Motion control systems with unconventional actuators based on smart materials
This activity concerns the research on motion control and vibration damping using devices base on electrically or magnetically active materials (also referred to as smart materials). The research on this subject is made in collaboration with the teams of professors Hartmut Janocha and Stefan Seelecke of the Dept. of Mechatronics, University of Saarland, Saarbruecken, Germany. The research involves the design of innovative control laws to deal with the strong non-linearities and uncertainties introduced by the electrically or magnetically active element (such as hysteresis, stick-slip or other internal friction effects) or by the complex mechanical strutture that is necessary to perform mechanical amplification of motion or force. The research activity is focused on the combination of adaptive and robust control tools in conjunction with advanced hysteresis or friction modeling tools.
Nonlinear control of electrical drives for precise positioning systems
This research regards the development of advanced design and optimization methods for robotics, industrial drives, and other embedded control systems.
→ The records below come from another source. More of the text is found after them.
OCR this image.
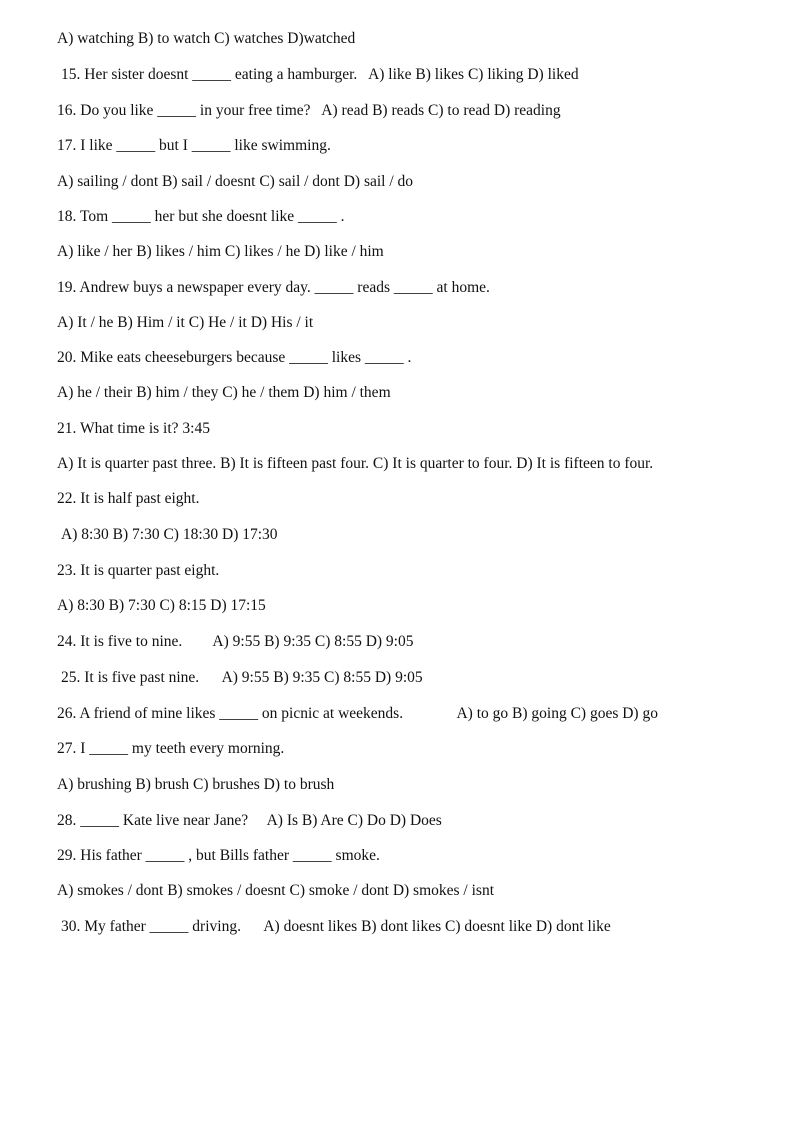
A) watching B) to watch C) watches D)watched
15. Her sister doesnt _____ eating a hamburger.   A) like B) likes C) liking D) liked
16. Do you like _____ in your free time?   A) read B) reads C) to read D) reading
17. I like _____ but I _____ like swimming.
A) sailing / dont B) sail / doesnt C) sail / dont D) sail / do
18. Tom _____ her but she doesnt like _____ .
A) like / her B) likes / him C) likes / he D) like / him
19. Andrew buys a newspaper every day. _____ reads _____ at home.
A) It / he B) Him / it C) He / it D) His / it
20. Mike eats cheeseburgers because _____ likes _____ .
A) he / their B) him / they C) he / them D) him / them
21. What time is it? 3:45
A) It is quarter past three. B) It is fifteen past four. C) It is quarter to four. D) It is fifteen to four.
22. It is half past eight.
A) 8:30 B) 7:30 C) 18:30 D) 17:30
23. It is quarter past eight.
A) 8:30 B) 7:30 C) 8:15 D) 17:15
24. It is five to nine.        A) 9:55 B) 9:35 C) 8:55 D) 9:05
25. It is five past nine.      A) 9:55 B) 9:35 C) 8:55 D) 9:05
26. A friend of mine likes _____ on picnic at weekends.              A) to go B) going C) goes D) go
27. I _____ my teeth every morning.
A) brushing B) brush C) brushes D) to brush
28. _____ Kate live near Jane?     A) Is B) Are C) Do D) Does
29. His father _____ , but Bills father _____ smoke.
A) smokes / dont B) smokes / doesnt C) smoke / dont D) smokes / isnt
30. My father _____ driving.      A) doesnt likes B) dont likes C) doesnt like D) dont like
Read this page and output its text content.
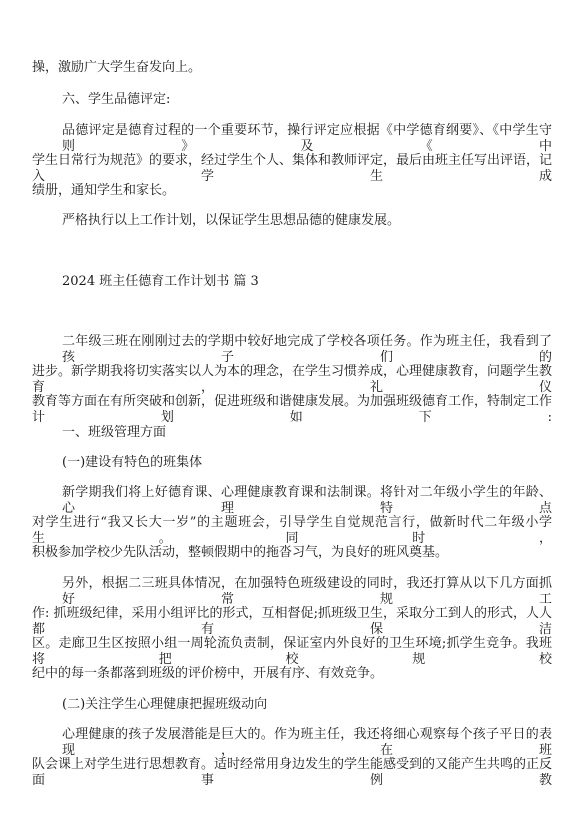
操，激励广大学生奋发向上。
六、学生品德评定:
品德评定是德育过程的一个重要环节，操行评定应根据《中学德育纲要》、《中学生守则》及《中
学生日常行为规范》的要求，经过学生个人、集体和教师评定，最后由班主任写出评语，记入学生成
绩册，通知学生和家长。
严格执行以上工作计划，以保证学生思想品德的健康发展。
2024 班主任德育工作计划书 篇 3
二年级三班在刚刚过去的学期中较好地完成了学校各项任务。作为班主任，我看到了孩子们的
进步。新学期我将切实落实以人为本的理念，在学生习惯养成，心理健康教育，问题学生教育，礼仪
教育等方面在有所突破和创新，促进班级和谐健康发展。为加强班级德育工作，特制定工作计划如下:
一、班级管理方面
(一)建设有特色的班集体
新学期我们将上好德育课、心理健康教育课和法制课。将针对二年级小学生的年龄、心理特点
对学生进行“我又长大一岁”的主题班会，引导学生自觉规范言行，做新时代二年级小学生。同时，
积极参加学校少先队活动，整顿假期中的拖沓习气，为良好的班风奠基。
另外，根据二三班具体情况，在加强特色班级建设的同时，我还打算从以下几方面抓好常规工
作: 抓班级纪律，采用小组评比的形式，互相督促;抓班级卫生，采取分工到人的形式，人人都有保洁
区。走廊卫生区按照小组一周轮流负责制，保证室内外良好的卫生环境;抓学生竞争。我班将把校规校
纪中的每一条都落到班级的评价榜中，开展有序、有效竞争。
(二)关注学生心理健康把握班级动向
心理健康的孩子发展潜能是巨大的。作为班主任，我还将细心观察每个孩子平日的表现，在班
队会课上对学生进行思想教育。适时经常用身边发生的学生能感受到的又能产生共鸣的正反面事例教
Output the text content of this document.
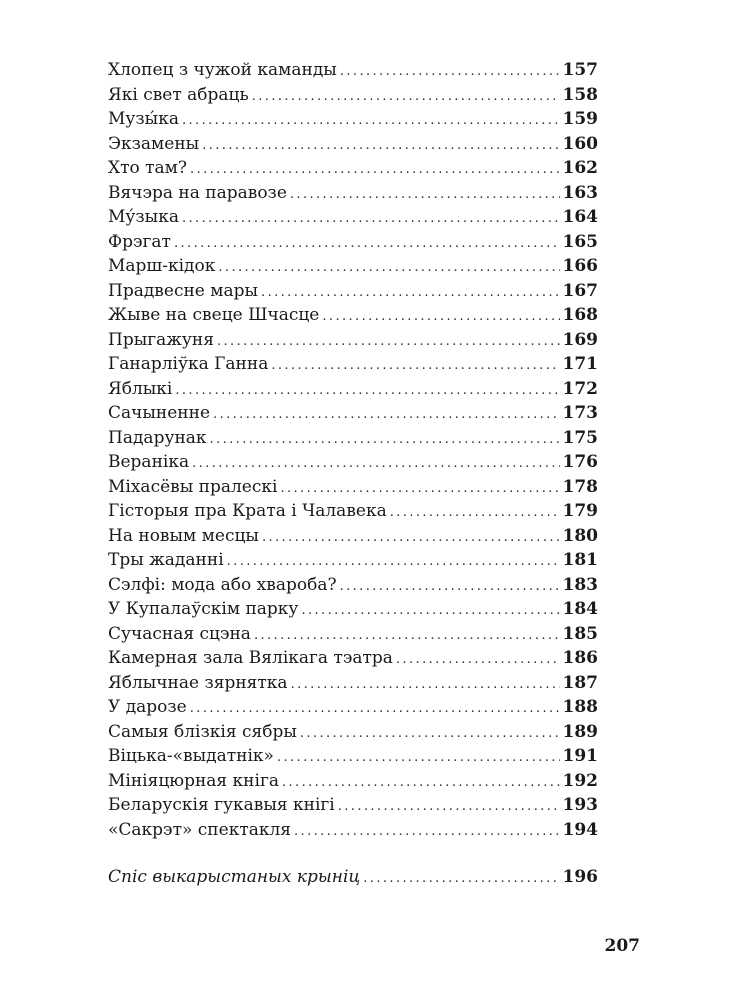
Хлопец з чужой каманды .....	157
Які свет абраць .....	158
Музы́ка .....	159
Экзамены .....	160
Хто там? .....	162
Вячэра на паравозе .....	163
Му́зыка .....	164
Фрэгат .....	165
Марш-кідок .....	166
Прадвесне мары .....	167
Жыве на свеце Шчасце .....	168
Прыгажуня .....	169
Ганарліўка Ганна .....	171
Яблыкі .....	172
Сачыненне .....	173
Падарунак .....	175
Вераніка .....	176
Міхасёвы пралескі .....	178
Гісторыя пра Крата і Чалавека .....	179
На новым месцы .....	180
Тры жаданні .....	181
Сэлфі: мода або хвароба? .....	183
У Купалаўскім парку .....	184
Сучасная сцэна .....	185
Камерная зала Вялікага тэатра .....	186
Яблычнае зярнятка .....	187
У дарозе .....	188
Самыя блізкія сябры .....	189
Віцька-«выдатнік» .....	191
Мініяцюрная кніга .....	192
Беларускія гукавыя кнігі .....	193
«Сакрэт» спектакля .....	194
Спіс выкарыстаных крыніц .....	196
207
This research line investigates new adaptive methods based on the incorporation of computationally-light stochastic optimization algorithms (such as the family of simultaneous perturbation stochastic gradient approximation methods, or the compact genetic algorithms) in advanced control schemes (e.g., vectorial control of induction motors with multiple feedback loops, Lyapunov-based direct and indirect adaptive control schemes) with particular emphasis on the actual implementation in commercially-available microcontrollers for embedded systems.
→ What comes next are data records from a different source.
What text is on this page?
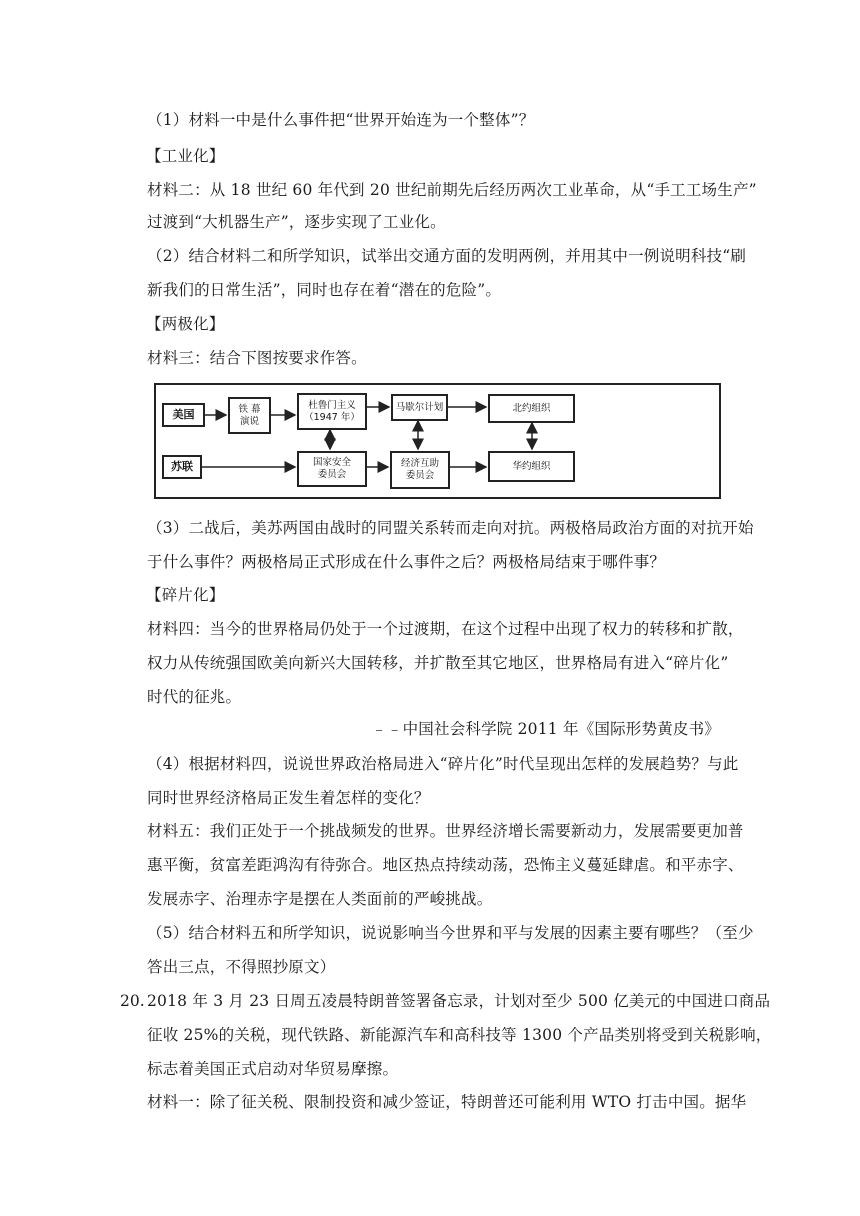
（1）材料一中是什么事件把“世界开始连为一个整体”？
【工业化】
材料二：从 18 世纪 60 年代到 20 世纪前期先后经历两次工业革命，从“手工工场生产”
过渡到“大机器生产”，逐步实现了工业化。
（2）结合材料二和所学知识，试举出交通方面的发明两例，并用其中一例说明科技“刷
新我们的日常生活”，同时也存在着“潜在的危险”。
【两极化】
材料三：结合下图按要求作答。
美国	铁 幕
演说
杜鲁门主义
（1947 年）
马歇尔计划	北约组织
苏联	国家安全
委员会
经济互助
委员会
华约组织
（3）二战后，美苏两国由战时的同盟关系转而走向对抗。两极格局政治方面的对抗开始
于什么事件？两极格局正式形成在什么事件之后？两极格局结束于哪件事？
【碎片化】
材料四：当今的世界格局仍处于一个过渡期，在这个过程中出现了权力的转移和扩散，
权力从传统强国欧美向新兴大国转移，并扩散至其它地区，世界格局有进入“碎片化”
时代的征兆。
﹣﹣中国社会科学院 2011 年《国际形势黄皮书》
（4）根据材料四，说说世界政治格局进入“碎片化”时代呈现出怎样的发展趋势？与此
同时世界经济格局正发生着怎样的变化？
材料五：我们正处于一个挑战频发的世界。世界经济增长需要新动力，发展需要更加普
惠平衡，贫富差距鸿沟有待弥合。地区热点持续动荡，恐怖主义蔓延肆虐。和平赤字、
发展赤字、治理赤字是摆在人类面前的严峻挑战。
（5）结合材料五和所学知识，说说影响当今世界和平与发展的因素主要有哪些？（至少
答出三点，不得照抄原文）
20. 2018 年 3 月 23 日周五凌晨特朗普签署备忘录，计划对至少 500 亿美元的中国进口商品
征收 25%的关税，现代铁路、新能源汽车和高科技等 1300 个产品类别将受到关税影响，
标志着美国正式启动对华贸易摩擦。
材料一：除了征关税、限制投资和减少签证，特朗普还可能利用 WTO 打击中国。据华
Modeling, simulation, and distributed control of large-scale discrete-event systems
The recent advances in information and communication technologies have significantly influenced the evolution of control architectures for large-scale systems (manufacturing systems, warehouses, wireless/mobile sensor networks), generating a shift from traditional centralized and hierarchical schemes to distributed networks of low-cost, versatile sensor/actuator units governed by autonomous controllers (agents). The design of appropriate decision and control algorithms for each autonomous node, and of coordination strategies capable to lead the whole network to the desired global behavior involves many challenging research issues. In this context, the research efforts are focused on the problem of agent modeling and on the optimization of coordination strategies. The agent modeling is based on formal discrete-event modeling tools, such as the Discrete EVent System specification (DEVS) approach developed by B.P. Ziegler, or the matrix-based formulation for discrete event control developed by Frank Lewis. The coordination of agents is mainly addressed with bio-inspired optimization algorithms from the class of Evolutionary Computation methods.
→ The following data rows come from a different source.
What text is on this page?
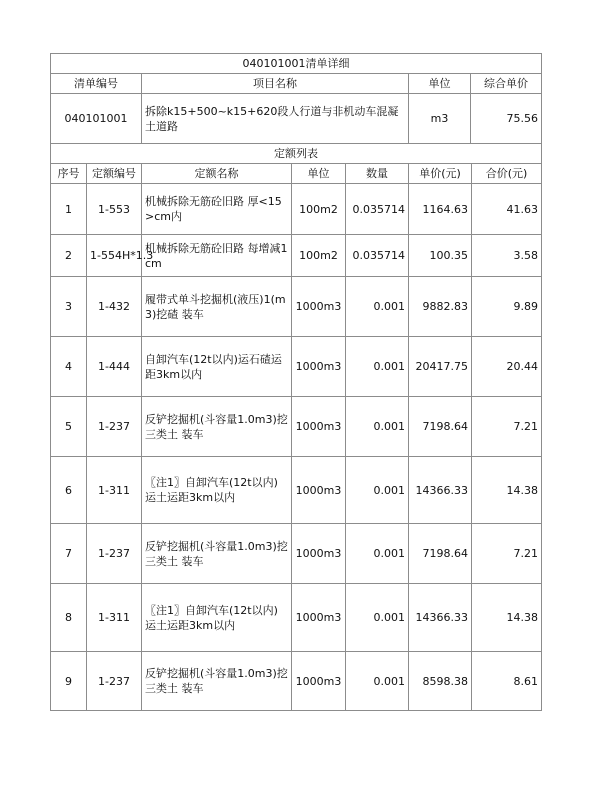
040101001清单详细			
清单编号	项目名称	单位	综合单价
040101001	拆除k15+500~k15+620段人行道与非机动车混凝土道路	m3	75.56
定额列表						
序号	定额编号	定额名称	单位	数量	单价(元)	合价(元)
1	1-553	机械拆除无筋砼旧路 厚<15>cm内	100m2	0.035714	1164.63	41.63
2	1-554H*1.3	机械拆除无筋砼旧路 每增减1cm	100m2	0.035714	100.35	3.58
3	1-432	履带式单斗挖掘机(液压)1(m3)挖碴 装车	1000m3	0.001	9882.83	9.89
4	1-444	自卸汽车(12t以内)运石碴运距3km以内	1000m3	0.001	20417.75	20.44
5	1-237	反铲挖掘机(斗容量1.0m3)挖三类土 装车	1000m3	0.001	7198.64	7.21
6	1-311	〖注1〗自卸汽车(12t以内)运土运距3km以内	1000m3	0.001	14366.33	14.38
7	1-237	反铲挖掘机(斗容量1.0m3)挖三类土 装车	1000m3	0.001	7198.64	7.21
8	1-311	〖注1〗自卸汽车(12t以内)运土运距3km以内	1000m3	0.001	14366.33	14.38
9	1-237	反铲挖掘机(斗容量1.0m3)挖三类土 装车	1000m3	0.001	8598.38	8.61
Computational Intelligence for control and fault diagnosis of industrial processes
This research activity deals with the development and prototyping of intelligent sensors for monitoring, fault diagnosis and control of industrial processes. In this context, the recent research studies are mainly focused on innovative algorithms based on Computational Intelligence for laser sensor signal processing. Recent successful applications include an advanced sensor for weld-defect detection, which measures the radiations emitted by the plasma surrounding the welding arc, and processes the information in real time (through Kalman filtering and fuzzy data fusion) to determine an index of local quality of the weld. Another effective outcome of this research line is the development of a fuzzy filter for the detection and removal of spike noise in laser-based automated railway monitoring system.
Scheduling and dispatching of production activities
The automation of production activities in manufacturing systems involves a variety of planning, decision and optimization problems over different time horizons. This research line consists of a set of partially interrelated studies dedicated to the development of effective meta-heuristic optimization algorithms for activity scheduling, rescheduling and dispatching. With regards to scheduling problems, a number of effective search algorithms has been developed combining bio-inspired stochastic search tools (such as Evolutionary Algorithms) with effective constructive heuristics capable to quickly refine the known solutions. This approach has been applied to industrial case studies of challenging complexity, which include batch production of furniture, and the production and distribution of rapidly perishable goods. Similarly, in the context of dispatching problems (e.g., the control of automated guided vehicles for material handling), an approach based on the combination of multi-criteria decision rules with combinatorial “look-ahead” algorithms has been developed to overcome the inherent myopia of the conventional strategies generally adopted in this context.